Pseudo-Terminals and Processes

Not too dissimilar from network I/O at all, but still a great concept to support natively.

If you call M-x comint-run you can feed it the name of a binary, interactive or otherwise, and Emacs will try to do the right thing. And, yep, it’s using a good, old-fashioned buffer to drive the interaction.

More on this:

Enriching the Output from Commands

When you use M-x grep, M-x compile, M-x dired, etc. you’re really just looking at a thin veneer on top of the literal output from these commands.

Try it. Create a throwaway buffer and put this in it and call M-x grep-mode:

hello.txt:1234:Hello, World

Emacs uses default-directory to infer the relative paths to the file(s) in the Grep output. But click on that link, and Emacs will try to take you to hello.txt on line 1234.

The same holds for many other commands in Emacs, like M-x compile.

From Emacs’s perspective, it’s a simple and effective way of enriching and integrating commandline tools. And you get to combine them with the power of Emacs.

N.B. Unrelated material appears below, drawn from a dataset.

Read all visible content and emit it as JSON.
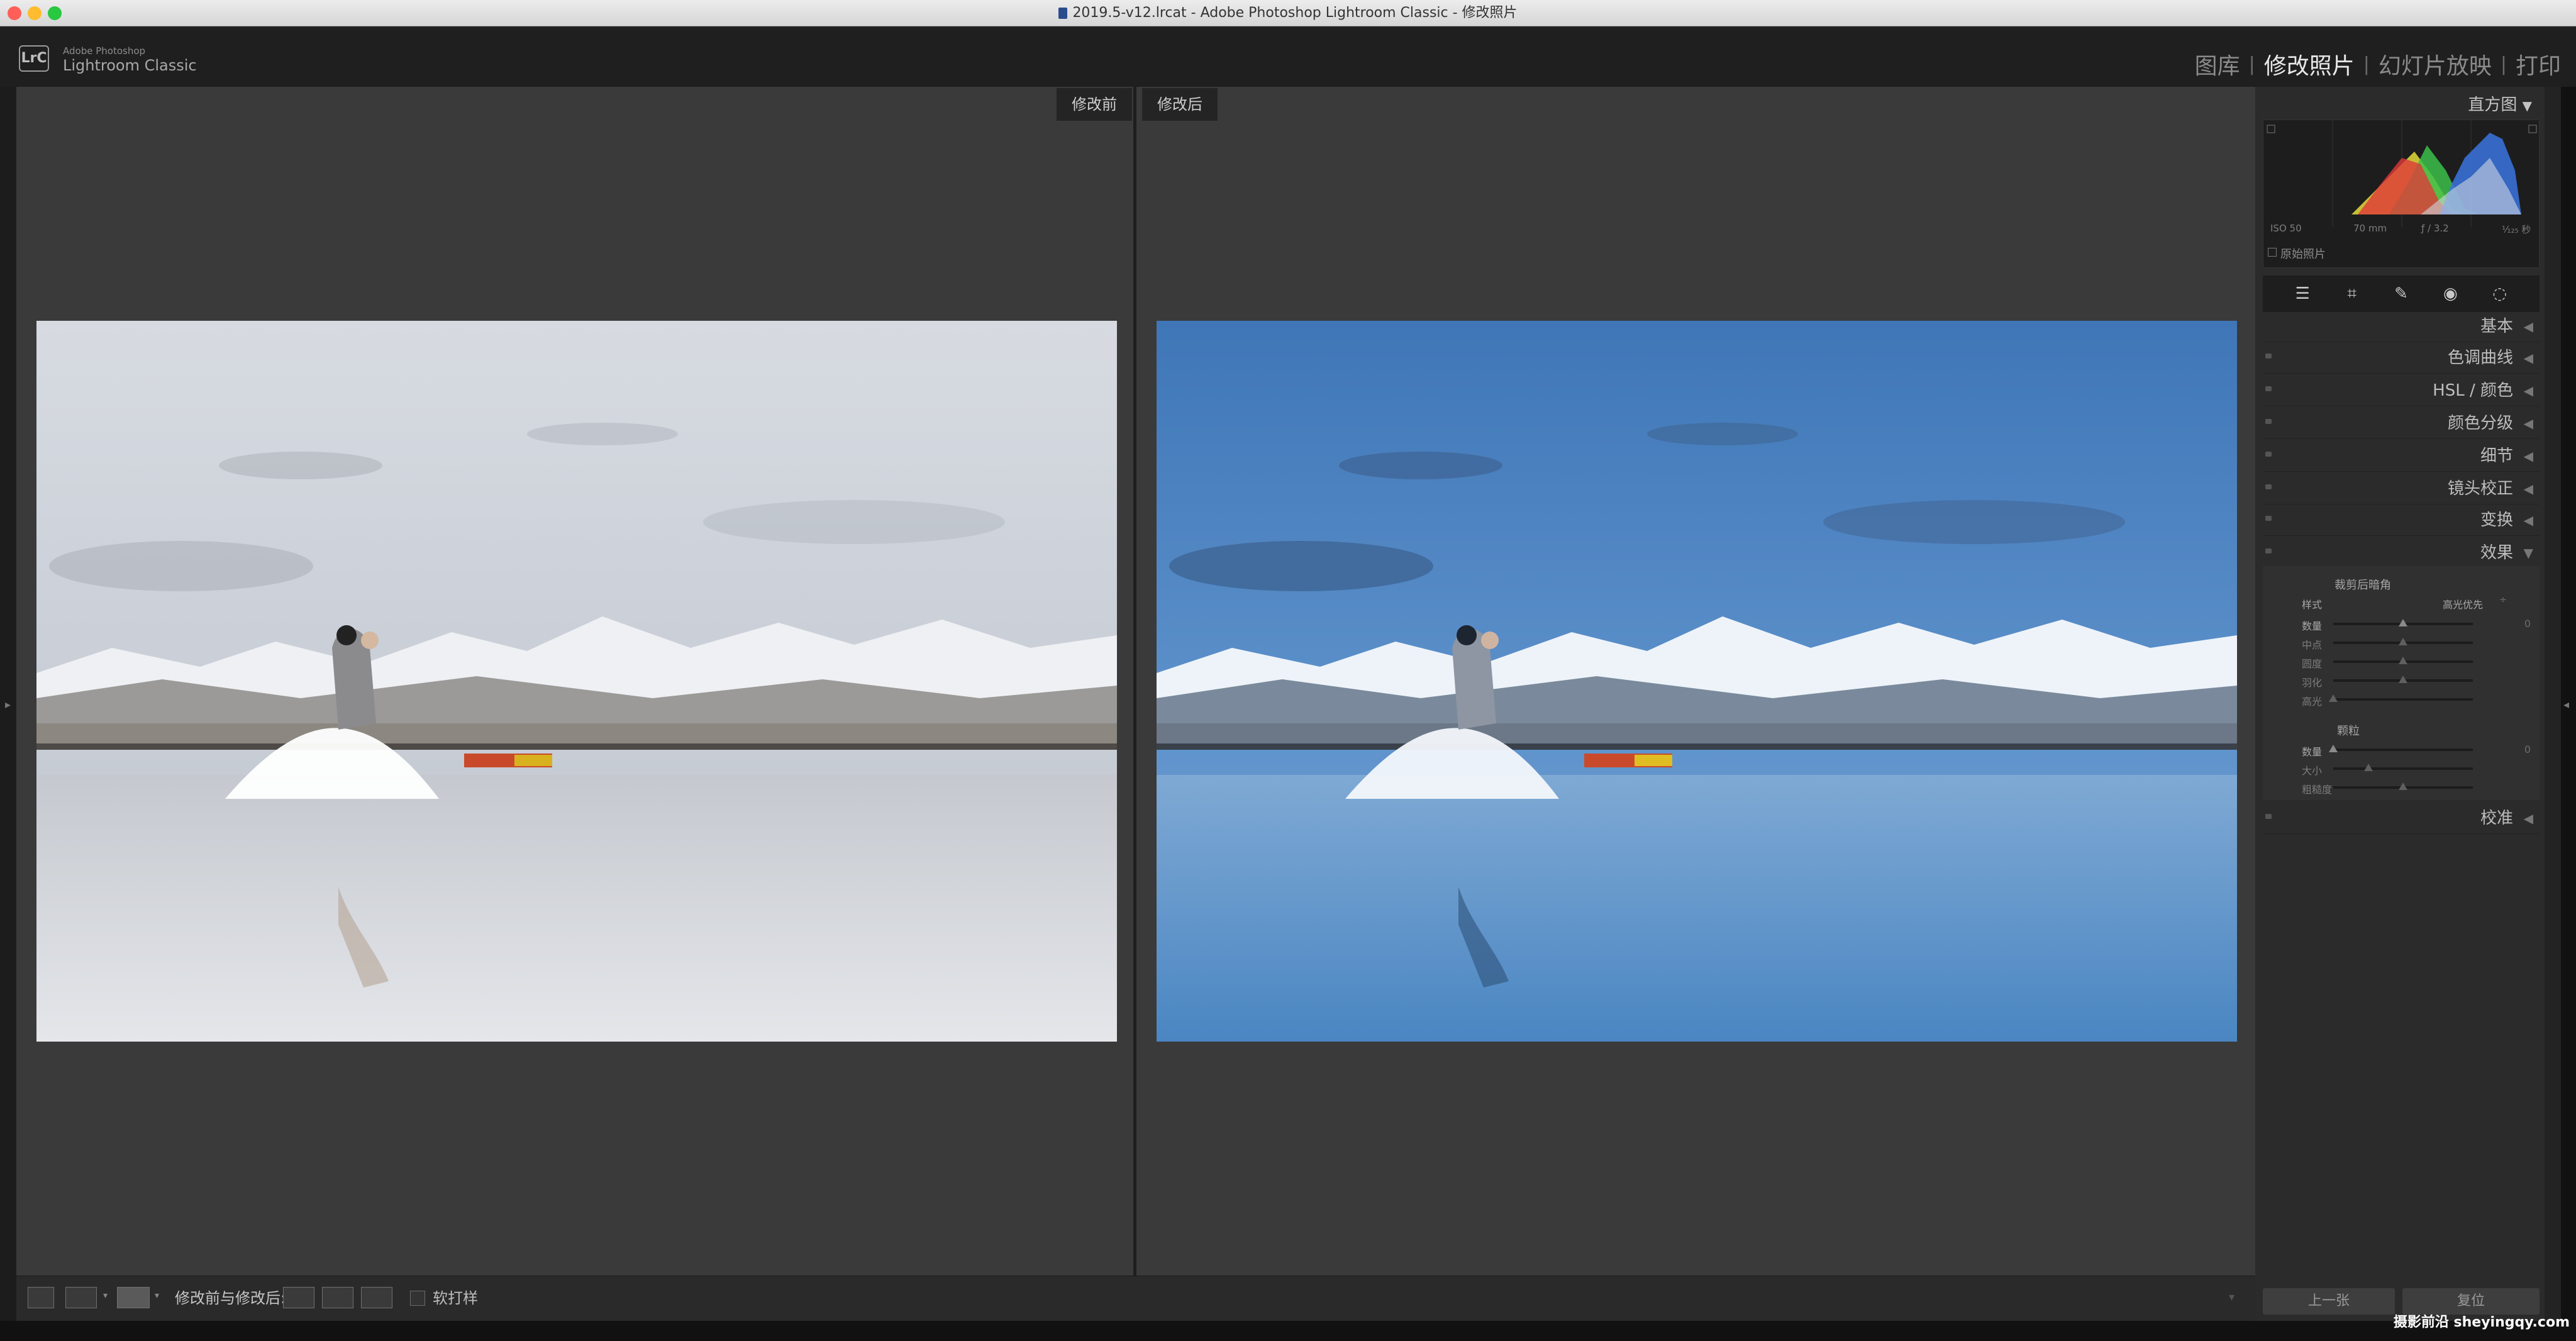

Why use find on the command line when you can feed it into Emacs and dired and use dired to bulk edit (or execute commands against) some or all of the output from a find command?

More on this:

I think the buffer is one of the smartest design decisions in Emacs – along with using LISP as the programming language – because it’s just so flexible and, well, simple? It’s why Emacs’s keyboard macro system works as well as it does: it literally records what you’re doing in the buffer, which results in the exact same outcome when you play it back. That the keyboard macro system is itself written in elisp reinforces my point.

So why use the name buffer? Because a buffer can be a file, but it need not be; a buffer can host a document, but also the output of a process. Emacs’s buffer is, technically, just a buffer; yet the philosophy behind it is so much more than that.